When Ziva came in, he was glaring at the paper folder on his desk. His desk lamp was on, despite the fact that sun was starting to flood in through the windows, cut into neat slices by the dusty old blinds. His head was resting on his hand.

She sat at the desk. "Morning," she said quietly. It was just to him. He looked up and smiled at her, but did not say anything back. He just went back to his file. His mind seemed to be in overdrive. She tried again. "I bought you some coffee."

He seemed to realise he'd been functionally mute since she'd walked through the door and took it, whispering a 'thanks' and quickly kissing her cheek. She smiled girlishly. "I gotta get back to work, sorry," he told her. She nodded. They were at work, after all. The kiss made her smile but it was more than she should expect from him around the office. This was his job, and it was a job he loved. If he could put up with being second to Tali then she should accept his passion for his work, even if he had never felt that passion herself.

"I'll talk to you later," she said, leaving him, believing it was best. She didn't speak to him again for most of the day. He and Danny had a new case – something about a sailor getting murdered. She didn't catch the details.

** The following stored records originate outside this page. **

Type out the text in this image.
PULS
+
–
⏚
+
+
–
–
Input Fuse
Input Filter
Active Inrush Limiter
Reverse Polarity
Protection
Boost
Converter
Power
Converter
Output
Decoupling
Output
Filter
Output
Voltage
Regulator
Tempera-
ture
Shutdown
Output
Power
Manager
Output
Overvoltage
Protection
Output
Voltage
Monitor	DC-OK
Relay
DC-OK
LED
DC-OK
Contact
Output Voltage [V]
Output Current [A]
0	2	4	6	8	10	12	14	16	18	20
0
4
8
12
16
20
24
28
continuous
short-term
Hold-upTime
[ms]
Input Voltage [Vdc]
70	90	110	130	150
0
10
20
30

On interval she found her eyes wander to him and she would watch him with intrigue. He was kind of beautiful when he wasn't trying to be handsome. When he wasn't smiling his trademark hair or fixing his hair – over the weekend, she had actually learned this was regularity for him, and laughed. She liked looking at him, even though it just made her want to kiss him. Although, almost everything did lately. And she couldn't seem to suppress that desire. It wasn't physical, though. Not really. She mostly just wanted to be near him in the kind of way that she had been in. In the way that made her existence feel like more than just an existence. The way that made her feel whole and human and impossibly complete.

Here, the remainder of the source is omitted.